Moonlight isn’t the only attraction of the covered screened-in porch, however. The space also features a white cathedral ceiling, wicker couch, round table with two chairs, strands of Edison lights and mosquito net in the doorway.
“It’s nice to come out here in the morning and feel the cool air,” Brandon says. “It’s like natural AC.”
Tucked between the living room and the screened-in porch, the dining area includes a distressed wood table with a bench on each side and a chair at each end. Brandon, who works in sales, uses the table as his desk, and he likes to leave the door open when he’s working at his laptop.
The kitchen includes a coffee station, granite countertops, tile backsplash and two barstools at the peninsula.
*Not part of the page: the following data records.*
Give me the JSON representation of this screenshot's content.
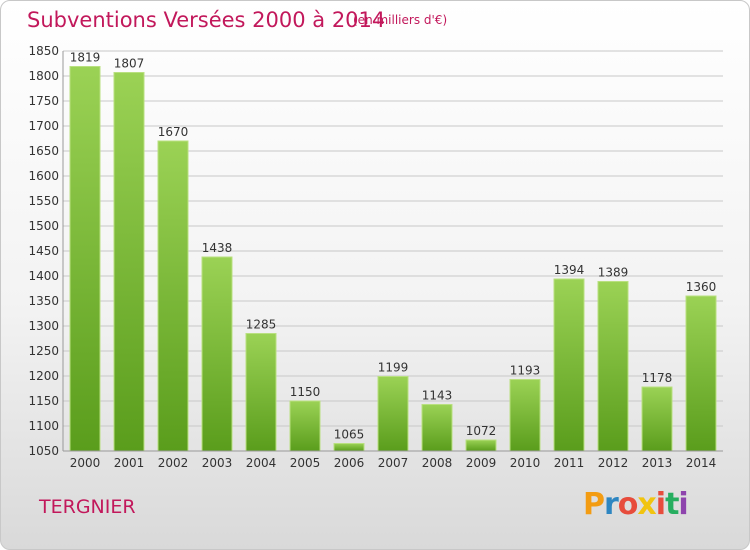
{
  "header": {
    "title": "Subventions Versées 2000 à 2014",
    "subtitle": "(en milliers d'€)"
  },
  "footer": {
    "place": "TERGNIER",
    "brand": "Proxiti",
    "brand_letters": [
      "P",
      "r",
      "o",
      "x",
      "i",
      "t",
      "i"
    ],
    "brand_colors": [
      "#f39c12",
      "#2e86c1",
      "#e74c3c",
      "#f1c40f",
      "#e74c3c",
      "#27ae60",
      "#8e44ad"
    ]
  },
  "colors": {
    "title": "#c2185b",
    "bar_top": "#9bd255",
    "bar_bottom": "#5a9d1c",
    "grid": "#c8c8c8"
  },
  "chart_data": {
    "type": "bar",
    "title": "Subventions Versées 2000 à 2014",
    "subtitle": "(en milliers d'€)",
    "categories": [
      "2000",
      "2001",
      "2002",
      "2003",
      "2004",
      "2005",
      "2006",
      "2007",
      "2008",
      "2009",
      "2010",
      "2011",
      "2012",
      "2013",
      "2014"
    ],
    "values": [
      1819,
      1807,
      1670,
      1438,
      1285,
      1150,
      1065,
      1199,
      1143,
      1072,
      1193,
      1394,
      1389,
      1178,
      1360
    ],
    "ylim": [
      1050,
      1850
    ],
    "yticks": [
      1050,
      1100,
      1150,
      1200,
      1250,
      1300,
      1350,
      1400,
      1450,
      1500,
      1550,
      1600,
      1650,
      1700,
      1750,
      1800,
      1850
    ],
    "grid": true
  }
}
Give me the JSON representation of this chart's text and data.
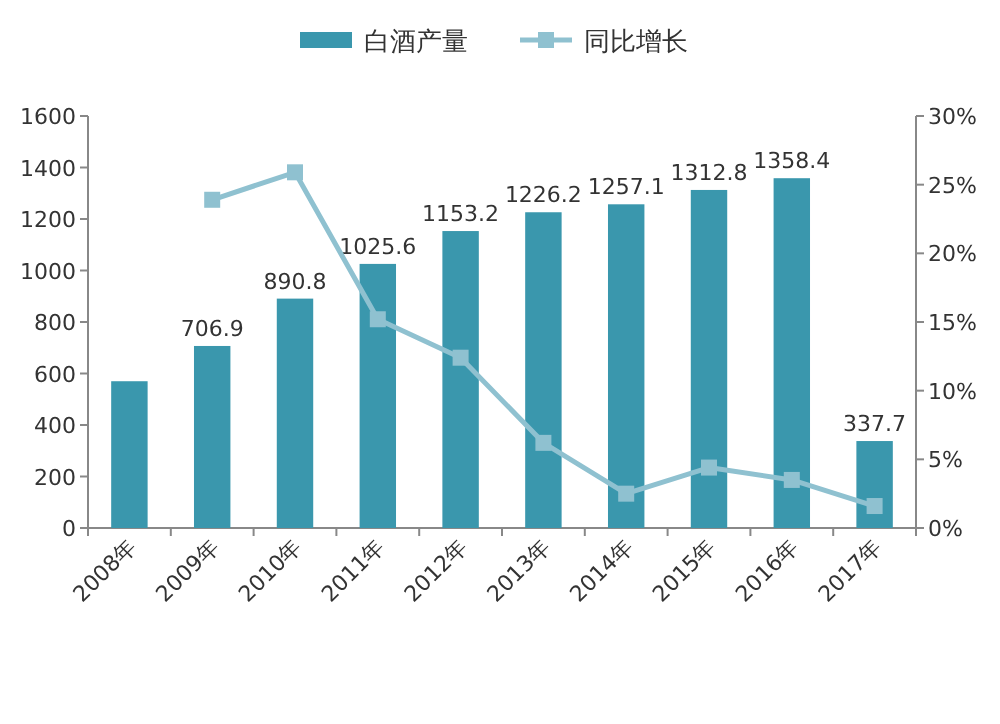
{
  "chart_data": {
    "type": "bar",
    "categories": [
      "2008年",
      "2009年",
      "2010年",
      "2011年",
      "2012年",
      "2013年",
      "2014年",
      "2015年",
      "2016年",
      "2017年"
    ],
    "series": [
      {
        "name": "白酒产量",
        "color": "#3a97ad",
        "values": [
          570,
          706.9,
          890.8,
          1025.6,
          1153.2,
          1226.2,
          1257.1,
          1312.8,
          1358.4,
          337.7
        ],
        "value_labels": [
          null,
          "706.9",
          "890.8",
          "1025.6",
          "1153.2",
          "1226.2",
          "1257.1",
          "1312.8",
          "1358.4",
          "337.7"
        ]
      },
      {
        "name": "同比增长",
        "type": "line",
        "axis": "y2",
        "color": "#8fc1d0",
        "marker": "square",
        "values": [
          null,
          23.9,
          25.9,
          15.2,
          12.4,
          6.2,
          2.5,
          4.4,
          3.5,
          1.6
        ]
      }
    ],
    "ylim": [
      0,
      1600
    ],
    "yticks": [
      0,
      200,
      400,
      600,
      800,
      1000,
      1200,
      1400,
      1600
    ],
    "y2lim": [
      0,
      30
    ],
    "y2ticks": [
      {
        "value": 0,
        "label": "0%"
      },
      {
        "value": 5,
        "label": "5%"
      },
      {
        "value": 10,
        "label": "10%"
      },
      {
        "value": 15,
        "label": "15%"
      },
      {
        "value": 20,
        "label": "20%"
      },
      {
        "value": 25,
        "label": "25%"
      },
      {
        "value": 30,
        "label": "30%"
      }
    ],
    "legend": "top",
    "grid": false
  }
}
Three small shelves are hung by rope on the wall. The middle shelf holds an upside down wood “Lake” sign with an arrow.
It’s no accident that the sign is upside down, though. The arrow is facing the wrong direction, so Brandon simply flipped it so that the arrow would point toward the lake.
This level of the house also includes the master bedroom, which has a king-sized bed with a studded leather headboard and footboard, and a guest room.
Painted a deep shade of blue, the guest room features antique furnishings such as a bed with a wood-slatted headboard, dresser with a mirror and ladderback chair.
A nook with another bed and bath overlooks the upstairs living room. This loft space also includes a tongue-and-groove ceiling and pine flooring with a darker stain.
“Waking up here is beautiful,” says Brandon. “There’s just a little fog on the water. The mornings are spectacular.”
The only thing better than looking at the lake, though, is spending time on it. Whether he’s on his Jet Ski or his current boat, Brandon goes out on the lake every weekend.
“I love it here. It’s so peaceful and quiet,” he says. “I enjoyed living in cities, but I always wanted to come back home. There’s nothing like living in the country.”